Desde o ano 2000, venho sendo uma força de mudança na vida de inúmeras pessoas. Jornadas marcadas por histórias de transformação e crescimento para adultos, adolescentes, casais e famílias - não importa a complexidade dos seus desafios estou aqui para te ouvir, apoiar e guiar você em sua busca por uma mente feliz e uma vida mais plena.

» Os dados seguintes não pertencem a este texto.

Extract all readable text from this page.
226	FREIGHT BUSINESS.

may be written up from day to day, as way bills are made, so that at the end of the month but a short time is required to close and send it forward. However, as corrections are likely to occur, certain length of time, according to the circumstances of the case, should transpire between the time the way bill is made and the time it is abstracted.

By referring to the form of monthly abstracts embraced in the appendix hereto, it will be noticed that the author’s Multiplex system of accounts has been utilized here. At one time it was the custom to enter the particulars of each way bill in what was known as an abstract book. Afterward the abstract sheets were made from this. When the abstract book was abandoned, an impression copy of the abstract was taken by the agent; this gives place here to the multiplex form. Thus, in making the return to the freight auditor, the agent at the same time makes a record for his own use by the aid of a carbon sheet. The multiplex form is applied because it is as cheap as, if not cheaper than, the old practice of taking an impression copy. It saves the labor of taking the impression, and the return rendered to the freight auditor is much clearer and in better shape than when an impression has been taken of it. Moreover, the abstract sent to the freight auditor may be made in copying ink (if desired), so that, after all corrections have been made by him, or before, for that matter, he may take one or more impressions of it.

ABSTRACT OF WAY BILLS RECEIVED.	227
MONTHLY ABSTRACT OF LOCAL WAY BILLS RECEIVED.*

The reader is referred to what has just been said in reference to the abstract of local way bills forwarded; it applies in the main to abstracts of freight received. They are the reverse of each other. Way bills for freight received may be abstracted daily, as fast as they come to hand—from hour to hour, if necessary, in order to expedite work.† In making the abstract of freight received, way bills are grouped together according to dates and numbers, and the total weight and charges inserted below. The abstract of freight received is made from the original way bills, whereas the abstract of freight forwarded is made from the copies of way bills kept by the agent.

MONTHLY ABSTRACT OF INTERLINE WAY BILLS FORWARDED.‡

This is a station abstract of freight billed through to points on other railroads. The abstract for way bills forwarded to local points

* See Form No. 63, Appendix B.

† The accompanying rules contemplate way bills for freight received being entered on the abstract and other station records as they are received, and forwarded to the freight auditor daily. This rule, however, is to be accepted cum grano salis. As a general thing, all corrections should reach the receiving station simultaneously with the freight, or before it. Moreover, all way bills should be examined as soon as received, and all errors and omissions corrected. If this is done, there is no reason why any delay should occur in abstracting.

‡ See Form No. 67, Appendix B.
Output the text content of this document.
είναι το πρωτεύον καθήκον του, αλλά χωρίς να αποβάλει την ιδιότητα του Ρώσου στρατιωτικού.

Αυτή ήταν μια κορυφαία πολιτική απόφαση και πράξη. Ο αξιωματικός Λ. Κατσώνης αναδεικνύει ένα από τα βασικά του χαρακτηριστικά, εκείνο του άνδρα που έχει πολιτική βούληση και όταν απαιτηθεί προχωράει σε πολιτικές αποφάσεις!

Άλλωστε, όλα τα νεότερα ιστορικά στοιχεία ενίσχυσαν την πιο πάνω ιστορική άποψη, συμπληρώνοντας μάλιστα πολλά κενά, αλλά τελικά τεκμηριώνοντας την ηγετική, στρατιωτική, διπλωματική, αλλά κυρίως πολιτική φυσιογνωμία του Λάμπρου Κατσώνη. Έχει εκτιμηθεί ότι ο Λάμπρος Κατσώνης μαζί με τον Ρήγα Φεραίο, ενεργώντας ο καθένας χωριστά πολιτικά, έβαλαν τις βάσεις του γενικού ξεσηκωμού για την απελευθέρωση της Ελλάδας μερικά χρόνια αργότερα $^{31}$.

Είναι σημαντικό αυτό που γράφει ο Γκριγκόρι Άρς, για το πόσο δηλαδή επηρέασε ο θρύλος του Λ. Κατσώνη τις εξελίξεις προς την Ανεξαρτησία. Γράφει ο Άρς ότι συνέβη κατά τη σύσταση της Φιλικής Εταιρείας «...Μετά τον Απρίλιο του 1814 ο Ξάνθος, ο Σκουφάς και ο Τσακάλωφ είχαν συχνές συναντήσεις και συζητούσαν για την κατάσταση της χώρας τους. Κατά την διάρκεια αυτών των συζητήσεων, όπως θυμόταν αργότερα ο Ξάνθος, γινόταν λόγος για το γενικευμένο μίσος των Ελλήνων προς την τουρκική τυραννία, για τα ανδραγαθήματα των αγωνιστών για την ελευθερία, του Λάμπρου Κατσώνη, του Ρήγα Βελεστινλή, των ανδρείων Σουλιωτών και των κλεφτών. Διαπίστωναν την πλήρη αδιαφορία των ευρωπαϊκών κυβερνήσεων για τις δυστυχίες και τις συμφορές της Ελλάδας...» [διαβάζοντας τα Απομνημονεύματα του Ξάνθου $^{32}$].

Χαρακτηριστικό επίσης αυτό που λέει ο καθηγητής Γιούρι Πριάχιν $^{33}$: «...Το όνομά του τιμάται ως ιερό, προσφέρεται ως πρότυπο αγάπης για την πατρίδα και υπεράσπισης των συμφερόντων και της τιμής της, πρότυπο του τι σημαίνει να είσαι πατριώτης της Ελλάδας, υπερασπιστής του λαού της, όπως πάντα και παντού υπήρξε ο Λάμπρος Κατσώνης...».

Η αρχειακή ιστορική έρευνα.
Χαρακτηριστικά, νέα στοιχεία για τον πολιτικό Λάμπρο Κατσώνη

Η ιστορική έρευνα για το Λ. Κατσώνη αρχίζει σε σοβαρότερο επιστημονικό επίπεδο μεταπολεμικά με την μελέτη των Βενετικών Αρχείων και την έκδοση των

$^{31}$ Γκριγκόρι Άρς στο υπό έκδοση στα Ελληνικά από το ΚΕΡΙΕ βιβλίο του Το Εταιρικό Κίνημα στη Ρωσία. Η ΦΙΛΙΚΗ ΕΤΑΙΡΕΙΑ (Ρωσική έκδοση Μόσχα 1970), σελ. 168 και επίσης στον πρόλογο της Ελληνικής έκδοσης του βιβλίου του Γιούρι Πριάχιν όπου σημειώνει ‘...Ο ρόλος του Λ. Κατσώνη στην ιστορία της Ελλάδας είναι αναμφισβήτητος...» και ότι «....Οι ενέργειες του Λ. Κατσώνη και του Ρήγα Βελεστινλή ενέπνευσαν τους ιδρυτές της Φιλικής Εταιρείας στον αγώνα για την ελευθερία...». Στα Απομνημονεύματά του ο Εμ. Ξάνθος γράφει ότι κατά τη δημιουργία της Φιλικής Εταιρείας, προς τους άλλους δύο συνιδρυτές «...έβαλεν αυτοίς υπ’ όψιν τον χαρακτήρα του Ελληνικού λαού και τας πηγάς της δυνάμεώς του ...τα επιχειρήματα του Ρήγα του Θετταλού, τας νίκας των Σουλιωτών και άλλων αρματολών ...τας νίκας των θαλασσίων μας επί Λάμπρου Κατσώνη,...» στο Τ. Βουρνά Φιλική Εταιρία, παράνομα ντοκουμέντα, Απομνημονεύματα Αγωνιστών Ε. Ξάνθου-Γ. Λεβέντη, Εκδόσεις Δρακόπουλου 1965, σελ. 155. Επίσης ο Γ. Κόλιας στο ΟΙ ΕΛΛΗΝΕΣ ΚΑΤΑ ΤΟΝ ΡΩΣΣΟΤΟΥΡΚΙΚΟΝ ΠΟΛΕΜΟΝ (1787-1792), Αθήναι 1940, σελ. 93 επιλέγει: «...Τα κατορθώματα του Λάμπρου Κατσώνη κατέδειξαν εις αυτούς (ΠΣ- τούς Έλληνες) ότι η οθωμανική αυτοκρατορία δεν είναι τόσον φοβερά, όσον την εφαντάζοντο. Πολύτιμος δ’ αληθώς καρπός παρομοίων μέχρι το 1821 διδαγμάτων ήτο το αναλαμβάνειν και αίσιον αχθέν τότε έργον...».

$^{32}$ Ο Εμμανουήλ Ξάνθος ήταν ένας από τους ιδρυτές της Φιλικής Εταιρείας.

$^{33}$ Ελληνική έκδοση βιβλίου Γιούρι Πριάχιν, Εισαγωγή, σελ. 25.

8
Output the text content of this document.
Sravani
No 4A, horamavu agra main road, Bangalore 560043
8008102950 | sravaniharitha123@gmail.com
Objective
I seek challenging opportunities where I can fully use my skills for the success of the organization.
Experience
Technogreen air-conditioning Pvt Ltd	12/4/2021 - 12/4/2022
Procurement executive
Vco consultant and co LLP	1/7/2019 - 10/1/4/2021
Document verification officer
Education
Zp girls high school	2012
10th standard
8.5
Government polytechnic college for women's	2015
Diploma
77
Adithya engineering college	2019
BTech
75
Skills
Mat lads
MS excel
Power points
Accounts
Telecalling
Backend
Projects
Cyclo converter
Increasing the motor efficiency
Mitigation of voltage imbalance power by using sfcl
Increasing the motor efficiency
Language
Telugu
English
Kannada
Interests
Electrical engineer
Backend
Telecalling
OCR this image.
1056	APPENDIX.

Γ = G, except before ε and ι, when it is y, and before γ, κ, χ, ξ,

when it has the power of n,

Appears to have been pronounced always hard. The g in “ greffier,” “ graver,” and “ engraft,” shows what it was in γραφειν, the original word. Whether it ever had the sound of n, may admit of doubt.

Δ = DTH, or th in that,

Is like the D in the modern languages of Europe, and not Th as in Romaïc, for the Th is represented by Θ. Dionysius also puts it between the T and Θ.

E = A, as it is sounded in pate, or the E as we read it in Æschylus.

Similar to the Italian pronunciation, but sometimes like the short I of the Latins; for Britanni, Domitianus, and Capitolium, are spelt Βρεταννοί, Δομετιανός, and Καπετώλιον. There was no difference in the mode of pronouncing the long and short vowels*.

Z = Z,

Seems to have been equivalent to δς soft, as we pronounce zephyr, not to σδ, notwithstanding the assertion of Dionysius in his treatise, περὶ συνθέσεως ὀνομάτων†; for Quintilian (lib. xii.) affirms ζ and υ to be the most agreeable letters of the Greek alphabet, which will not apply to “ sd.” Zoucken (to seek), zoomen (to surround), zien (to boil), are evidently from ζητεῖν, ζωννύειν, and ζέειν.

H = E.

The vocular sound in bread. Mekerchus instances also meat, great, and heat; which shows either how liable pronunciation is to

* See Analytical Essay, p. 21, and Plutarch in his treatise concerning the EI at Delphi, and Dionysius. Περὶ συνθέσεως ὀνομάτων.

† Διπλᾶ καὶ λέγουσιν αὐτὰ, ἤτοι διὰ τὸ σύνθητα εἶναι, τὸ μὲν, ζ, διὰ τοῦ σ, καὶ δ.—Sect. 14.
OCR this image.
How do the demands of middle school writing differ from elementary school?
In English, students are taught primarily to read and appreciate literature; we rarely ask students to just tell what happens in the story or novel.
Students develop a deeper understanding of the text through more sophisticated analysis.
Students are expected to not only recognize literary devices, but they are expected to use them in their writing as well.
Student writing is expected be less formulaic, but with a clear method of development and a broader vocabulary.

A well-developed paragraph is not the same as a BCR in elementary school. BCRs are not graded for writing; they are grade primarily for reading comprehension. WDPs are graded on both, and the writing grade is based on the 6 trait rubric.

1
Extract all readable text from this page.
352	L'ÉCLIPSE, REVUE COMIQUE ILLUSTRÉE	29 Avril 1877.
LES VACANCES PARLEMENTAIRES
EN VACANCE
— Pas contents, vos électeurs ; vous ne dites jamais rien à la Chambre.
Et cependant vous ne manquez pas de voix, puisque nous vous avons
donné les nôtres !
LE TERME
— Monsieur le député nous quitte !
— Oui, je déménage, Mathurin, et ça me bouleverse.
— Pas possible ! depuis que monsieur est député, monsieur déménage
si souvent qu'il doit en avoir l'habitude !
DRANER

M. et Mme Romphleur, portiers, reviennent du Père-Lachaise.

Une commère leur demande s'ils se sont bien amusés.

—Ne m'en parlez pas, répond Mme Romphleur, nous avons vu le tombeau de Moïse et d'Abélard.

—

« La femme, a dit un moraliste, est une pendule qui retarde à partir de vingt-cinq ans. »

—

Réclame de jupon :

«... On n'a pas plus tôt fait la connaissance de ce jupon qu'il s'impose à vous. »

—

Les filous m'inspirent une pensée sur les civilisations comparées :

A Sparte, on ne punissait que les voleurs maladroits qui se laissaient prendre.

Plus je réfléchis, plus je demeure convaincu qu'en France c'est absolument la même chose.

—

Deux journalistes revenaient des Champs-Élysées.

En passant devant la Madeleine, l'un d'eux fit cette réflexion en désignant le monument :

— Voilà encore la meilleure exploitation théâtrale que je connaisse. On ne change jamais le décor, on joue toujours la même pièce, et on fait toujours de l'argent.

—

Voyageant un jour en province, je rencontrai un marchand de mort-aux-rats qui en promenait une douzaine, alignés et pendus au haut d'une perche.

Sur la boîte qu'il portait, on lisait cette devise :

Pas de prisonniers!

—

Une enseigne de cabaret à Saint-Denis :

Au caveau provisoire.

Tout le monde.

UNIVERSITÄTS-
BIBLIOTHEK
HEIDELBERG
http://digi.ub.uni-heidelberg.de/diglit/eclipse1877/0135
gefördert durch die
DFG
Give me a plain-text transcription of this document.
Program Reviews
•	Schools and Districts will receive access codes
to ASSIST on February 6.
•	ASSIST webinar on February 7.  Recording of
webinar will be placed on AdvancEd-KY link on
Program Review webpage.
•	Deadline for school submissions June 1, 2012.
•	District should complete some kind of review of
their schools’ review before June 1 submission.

Existe um momento (e quem já passou por ele reconhece na hora) em que você percebe que está funcionando no piloto automático. Acorda, faz o que precisa ser feito, deita. No dia seguinte, repete. Por dentro, porém, alguma coisa aperta. Uma inquietação que não tem nome certo, um cansaço que não passa nem depois de uma boa noite de sono, uma sensação de que a vida está acontecendo ao redor de você, e não com você.

Talvez tenha sido uma briga que mexeu mais do que deveria. Talvez seja aquele ciclo que se repete no trabalho, nos relacionamentos, na família e você já não aguenta mais se perguntar por que as coisas sempre terminam do mesmo jeito. Ou talvez seja só um vazio que não passa, difícil de explicar para quem está de fora.

Escrevo esse texto com base em 26 anos de clínica baseada em psicologia analítica junguiana. Se algo aqui soou familiar, este texto é para você.

A dor que a gente aprende a ignorar

Quando a ansiedade fala mais alto: como a terapia online pode te ajudar a retomar o fio da vida — ilustração 1

Marina tem 34 anos, mora fora do Brasil há cinco, trabalha em home office e do lado de fora parece que está bem. Mas há meses ela sente o coração acelerar sem motivo aparente, dorme mal, e percebe que está irritada com as pessoas que mais ama. Ela pensa em buscar ajuda, mas sempre tem uma razão para adiar: quando as coisas acalmarem um pouco, aí eu procuro alguém.

O problema é que as coisas não acalmam. E a vida menos caótica que ela está esperando para começar a se cuidar nunca chega porque o caos, muitas vezes, vem de dentro.

A história de Marina é fictícia, mas poderia ser a de muitas pessoas. A ansiedade tem esse jeito silencioso de se instalar: começa com uma tensão nos ombros, uma dificuldade de dormir, uma irritabilidade que você justifica com o excesso de tarefas. Depois vêm as dores no corpo sem causa física clara, a dificuldade de se conectar com os próprios sentimentos, a sensação de que você está presente em tudo e presente em nada ao mesmo tempo.

A psicologia chama isso de somatização, quando o emocional não processado encontra saída pelo corpo. E é muito mais comum do que se imagina.

Por que a gente adia tanto pedir ajuda?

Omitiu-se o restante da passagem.